Researcher Affiliation Collaboration Ji Lin1 Ligeng Zhu1 Wei-Ming Chen1 Wei-Chen Wang1 Chuang Gan2 Song Han1 1MIT 2MIT-IBM Watson AI Lab
Pseudocode No The paper describes its algorithms and system design with figures and textual explanations but does not include structured pseudocode or algorithm blocks.
Open Source Code No A video demo can be found here. (referring to https://tinyml.mit.edu/on-device-training). There is no explicit statement or link confirming the release of the source code for the methodology described in the paper.
Open Datasets Yes We measure the transfer learning accuracy on multiple downstream datasets and report the average accuracy [37]. We follow [12] to use a set of vision datasets including Cars [39], CIFAR10 [40], CIFAR-100 [40], CUB [67], Flowers [54], Food [9], and Pets [55]. We also include VWW dataset [20], a widely used benchmark for tiny ML applications.
Dataset Splits Yes We fine-tuned the models on all these datasets for 50 epochs following [12]. We train on VWW for 10 epochs following [47]. ... Figure 8. Training and validation loss curves w/ and w/o QAS.

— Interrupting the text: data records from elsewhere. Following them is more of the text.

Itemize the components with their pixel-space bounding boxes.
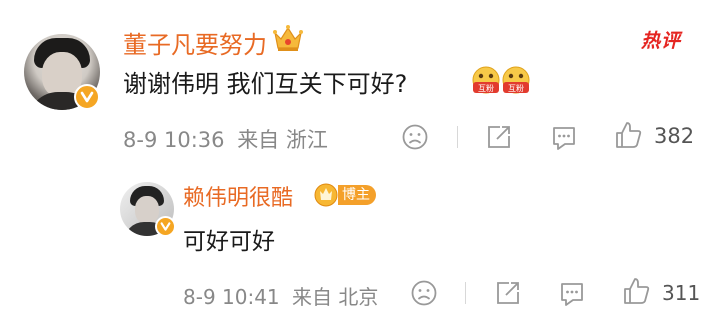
comment-icon[interactable] [558,280,586,312]
location: 来自 浙江 [237,128,328,152]
like-count-reply: 311 [662,281,701,305]
medal-icon [314,183,338,207]
hot-comment-badge: 热评 [641,30,682,52]
svg-text:互粉: 互粉 [478,83,494,93]
comment-meta-main: 8-9 10:36 来自 浙江 [123,124,328,154]
dislike-face-icon[interactable] [411,280,437,310]
emoji-hufen-icon: 互粉 互粉 [472,64,532,98]
username-main[interactable]: 董子凡要努力 [123,25,267,60]
timestamp: 8-9 10:41 [183,285,280,309]
comment-text-reply: 可好可好 [183,229,275,255]
share-icon[interactable] [486,124,512,154]
share-icon[interactable] [495,280,521,310]
like-icon[interactable] [622,276,650,310]
like-count-main: 382 [654,124,695,148]
blogger-badge: 博主 [314,183,376,207]
svg-text:互粉: 互粉 [508,83,524,93]
username-reply[interactable]: 赖伟明很酷 [183,180,293,212]
divider [465,282,466,304]
comment-meta-reply: 8-9 10:41 来自 北京 [183,281,378,310]
crown-icon [272,24,304,54]
timestamp: 8-9 10:36 [123,128,225,152]
blogger-badge-label: 博主 [338,185,376,205]
comment-text-main: 谢谢伟明 我们互关下可好? [123,70,408,98]
location: 来自 北京 [292,285,379,309]
comment-icon[interactable] [550,124,578,156]
like-icon[interactable] [614,120,642,154]
verified-icon [74,84,100,110]
verified-icon [155,216,176,237]
dislike-face-icon[interactable] [402,124,428,154]
divider [457,126,458,148]
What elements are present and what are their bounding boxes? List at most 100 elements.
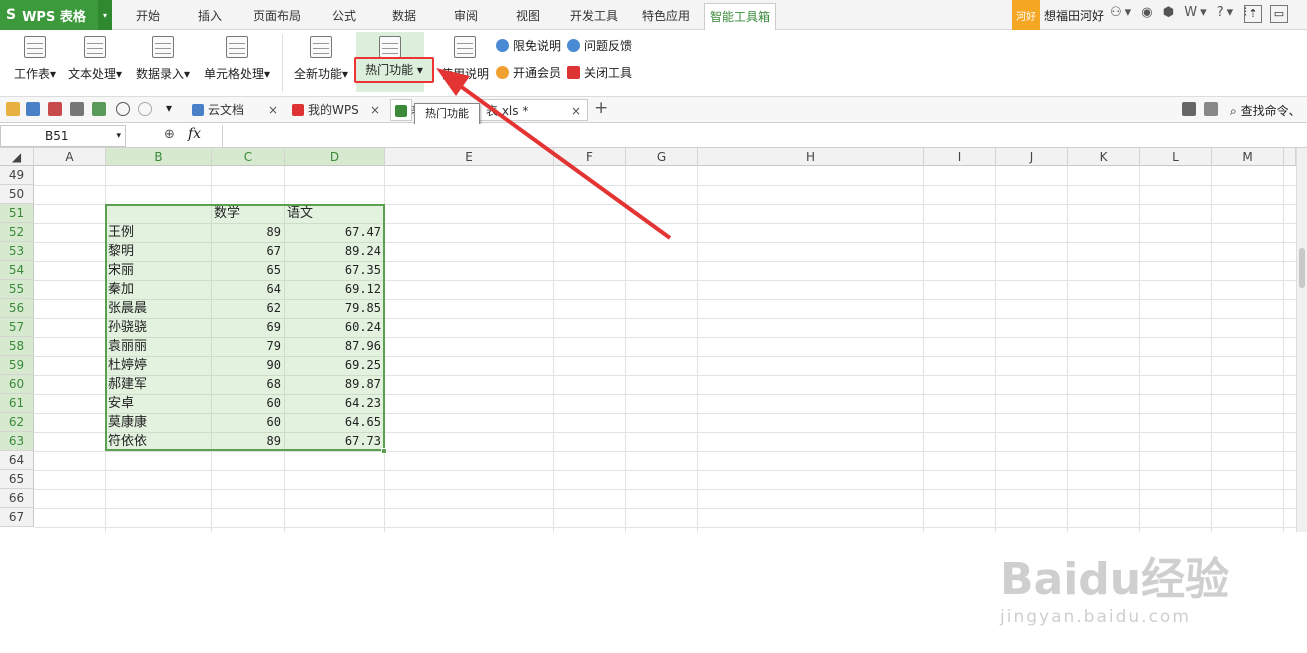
column-header-e[interactable]: E <box>385 148 554 166</box>
window-icon[interactable]: ▭ <box>1270 5 1288 23</box>
row-header[interactable]: 60 <box>0 375 34 394</box>
row-header[interactable]: 61 <box>0 394 34 413</box>
scrollbar-thumb[interactable] <box>1299 248 1305 288</box>
close-icon[interactable]: × <box>370 99 380 121</box>
column-header-h[interactable]: H <box>698 148 924 166</box>
tab-features[interactable]: 特色应用 <box>634 0 698 30</box>
doc-tab-partial[interactable]: 表 <box>390 99 423 121</box>
select-all-corner[interactable]: ◢ <box>0 148 34 166</box>
doc-tab-mywps[interactable]: 我的WPS × <box>288 99 386 121</box>
chevron-down-icon[interactable]: ▾ <box>116 126 121 146</box>
undo-icon[interactable] <box>116 102 130 116</box>
chinese-score[interactable]: 89.24 <box>285 242 385 261</box>
row-header[interactable]: 67 <box>0 508 34 527</box>
tab-smart-toolbox[interactable]: 智能工具箱 <box>704 3 776 31</box>
header-math[interactable]: 数学 <box>213 204 285 223</box>
row-header[interactable]: 51 <box>0 204 34 223</box>
tab-home[interactable]: 开始 <box>122 0 174 30</box>
account-badge[interactable]: 河好 <box>1012 0 1040 30</box>
tab-view[interactable]: 视图 <box>502 0 554 30</box>
title-bar-icons[interactable]: ⚇▾ ◉ ⬢ W▾ ?▾ ⁝ <box>1110 5 1250 20</box>
export-pdf-icon[interactable] <box>48 102 62 116</box>
chinese-score[interactable]: 79.85 <box>285 299 385 318</box>
student-name[interactable]: 杜婷婷 <box>108 356 211 375</box>
chinese-score[interactable]: 87.96 <box>285 337 385 356</box>
tab-data[interactable]: 数据 <box>378 0 430 30</box>
row-header[interactable]: 52 <box>0 223 34 242</box>
chinese-score[interactable]: 89.87 <box>285 375 385 394</box>
bookmark-icon[interactable] <box>1204 102 1218 116</box>
row-header[interactable]: 54 <box>0 261 34 280</box>
tab-review[interactable]: 审阅 <box>440 0 492 30</box>
column-header-i[interactable]: I <box>924 148 996 166</box>
chinese-score[interactable]: 64.23 <box>285 394 385 413</box>
row-header[interactable]: 62 <box>0 413 34 432</box>
zoom-icon[interactable]: ⊕ <box>164 127 175 142</box>
vertical-scrollbar[interactable] <box>1296 148 1307 532</box>
column-header-f[interactable]: F <box>554 148 626 166</box>
free-info-link[interactable]: 限免说明 <box>496 37 561 54</box>
student-name[interactable]: 张晨晨 <box>108 299 211 318</box>
row-header[interactable]: 63 <box>0 432 34 451</box>
search-command[interactable]: ⌕ 查找命令、 <box>1230 102 1301 119</box>
column-header-d[interactable]: D <box>285 148 385 166</box>
column-header-m[interactable]: M <box>1212 148 1284 166</box>
chinese-score[interactable]: 64.65 <box>285 413 385 432</box>
student-name[interactable]: 宋丽 <box>108 261 211 280</box>
tab-page-layout[interactable]: 页面布局 <box>246 0 308 30</box>
student-name[interactable]: 秦加 <box>108 280 211 299</box>
column-header-k[interactable]: K <box>1068 148 1140 166</box>
math-score[interactable]: 67 <box>212 242 285 261</box>
math-score[interactable]: 64 <box>212 280 285 299</box>
row-header[interactable]: 50 <box>0 185 34 204</box>
hot-features-button[interactable]: 热门功能 ▾ <box>354 57 434 83</box>
doc-tab-cloud[interactable]: 云文档 × <box>188 99 284 121</box>
chinese-score[interactable]: 67.73 <box>285 432 385 451</box>
print-preview-icon[interactable] <box>92 102 106 116</box>
math-score[interactable]: 68 <box>212 375 285 394</box>
cell-processing-button[interactable]: 单元格处理▾ <box>200 36 274 82</box>
tab-insert[interactable]: 插入 <box>184 0 236 30</box>
app-logo-button[interactable]: S WPS 表格 ▾ <box>0 0 112 30</box>
row-header[interactable]: 57 <box>0 318 34 337</box>
row-header[interactable]: 66 <box>0 489 34 508</box>
restore-icon[interactable]: ⇡ <box>1244 5 1262 23</box>
column-header-c[interactable]: C <box>212 148 285 166</box>
student-name[interactable]: 符依依 <box>108 432 211 451</box>
chevron-down-icon[interactable]: ▾ <box>98 0 112 30</box>
usage-guide-button[interactable]: 使用说明 <box>440 36 490 82</box>
column-header-l[interactable]: L <box>1140 148 1212 166</box>
math-score[interactable]: 89 <box>212 223 285 242</box>
worksheet-button[interactable]: 工作表▾ <box>8 36 62 82</box>
new-features-button[interactable]: 全新功能▾ <box>290 36 352 82</box>
open-folder-icon[interactable] <box>6 102 20 116</box>
column-header-j[interactable]: J <box>996 148 1068 166</box>
math-score[interactable]: 90 <box>212 356 285 375</box>
row-header[interactable]: 59 <box>0 356 34 375</box>
chinese-score[interactable]: 69.25 <box>285 356 385 375</box>
student-name[interactable]: 袁丽丽 <box>108 337 211 356</box>
column-header-g[interactable]: G <box>626 148 698 166</box>
tab-developer[interactable]: 开发工具 <box>562 0 626 30</box>
close-tool-link[interactable]: 关闭工具 <box>567 64 632 81</box>
formula-input[interactable] <box>224 125 1304 147</box>
chinese-score[interactable]: 67.35 <box>285 261 385 280</box>
account-username[interactable]: 想福田河好 <box>1044 7 1104 24</box>
row-header[interactable]: 56 <box>0 299 34 318</box>
student-name[interactable]: 郝建军 <box>108 375 211 394</box>
row-header[interactable]: 64 <box>0 451 34 470</box>
row-header[interactable]: 55 <box>0 280 34 299</box>
student-name[interactable]: 安卓 <box>108 394 211 413</box>
feedback-link[interactable]: 问题反馈 <box>567 37 632 54</box>
student-name[interactable]: 孙骁骁 <box>108 318 211 337</box>
row-header[interactable]: 58 <box>0 337 34 356</box>
open-membership-link[interactable]: 开通会员 <box>496 64 561 81</box>
video-icon[interactable] <box>1182 102 1196 116</box>
row-header[interactable]: 53 <box>0 242 34 261</box>
math-score[interactable]: 60 <box>212 394 285 413</box>
math-score[interactable]: 89 <box>212 432 285 451</box>
column-header-a[interactable]: A <box>34 148 106 166</box>
column-header-b[interactable]: B <box>106 148 212 166</box>
row-header[interactable]: 65 <box>0 470 34 489</box>
spreadsheet-grid[interactable]: ◢ A B C D E F G H I J K L M 49 50 51 52 … <box>0 148 1307 627</box>
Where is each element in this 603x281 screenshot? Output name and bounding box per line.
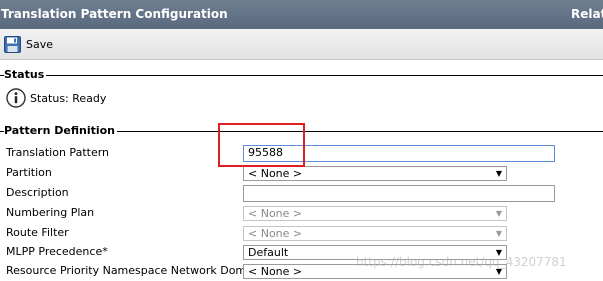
route-filter-value: < None > — [248, 227, 303, 240]
route-filter-select[interactable]: < None > ▼ — [243, 226, 507, 241]
resource-priority-namespace-value: < None > — [248, 265, 303, 278]
translation-pattern-label: Translation Pattern — [6, 146, 110, 159]
partition-value: < None > — [248, 167, 303, 180]
numbering-plan-value: < None > — [248, 207, 303, 220]
status-section-header: Status — [0, 68, 603, 82]
floppy-disk-icon — [4, 35, 21, 53]
chevron-down-icon: ▼ — [495, 229, 502, 238]
toolbar: Save — [0, 29, 603, 60]
status-row: Status: Ready — [6, 87, 106, 109]
annotation-highlight-box — [218, 123, 305, 167]
status-divider — [0, 75, 603, 76]
mlpp-precedence-value: Default — [248, 246, 289, 259]
page-title: Translation Pattern Configuration — [1, 7, 228, 21]
pattern-definition-legend: Pattern Definition — [4, 124, 118, 137]
resource-priority-namespace-label: Resource Priority Namespace Network Doma… — [6, 264, 263, 277]
chevron-down-icon: ▼ — [495, 169, 502, 178]
mlpp-precedence-label: MLPP Precedence* — [6, 245, 108, 258]
partition-label: Partition — [6, 166, 52, 179]
title-bar: Translation Pattern Configuration Relate — [0, 0, 603, 29]
description-label: Description — [6, 186, 69, 199]
status-text: Status: Ready — [30, 91, 107, 105]
route-filter-label: Route Filter — [6, 226, 69, 239]
watermark-text: https://blog.csdn.net/qq_43207781 — [356, 255, 567, 269]
numbering-plan-label: Numbering Plan — [6, 206, 95, 219]
numbering-plan-select[interactable]: < None > ▼ — [243, 206, 507, 221]
info-icon — [6, 88, 26, 108]
status-legend: Status — [4, 68, 47, 81]
chevron-down-icon: ▼ — [495, 209, 502, 218]
partition-select[interactable]: < None > ▼ — [243, 166, 507, 181]
related-links-label[interactable]: Relate — [571, 7, 603, 21]
save-button[interactable]: Save — [4, 34, 53, 54]
description-input[interactable] — [243, 185, 555, 202]
save-label: Save — [26, 37, 54, 51]
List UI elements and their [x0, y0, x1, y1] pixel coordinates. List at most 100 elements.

Hardware Specification Yes We perform the training and memory/latency measurement on a microcontroller STM32F746 (320KB SRAM, 1MB Flash) using a single batch size. ... We deployed our training system to a Cortex M7 microcontroller STM32F746 to demonstrate the feasibility
Software Dependencies No The paper mentions software like PyTorch [56] and TensorFlow [4] for comparison, and TF-Lite Micro kernels, but does not provide specific version numbers for any software dependencies used in its own experimental setup.
Experiment Setup Yes We used three popular tiny ML models in our experiments: MobileNet V2 [60] (width multiplier 0.35...), Proxyless NAS [13] (width multiplier 0.3...), MCUNet [47] (...). We pre-trained the models on ImageNet [22] and perform post-training quantization [34]. The quantized models are fine-tuned on downstream datasets... We perform the training and memory/latency measurement... using a single batch size. ... We fine-tuned the models on all these datasets for 50 epochs following [12]. We train on VWW for 10 epochs following [47]. We used resolution 128 for all datasets and models for a fair comparison. Please refer to the the appendix (Section C) for detailed training hyper-parameters.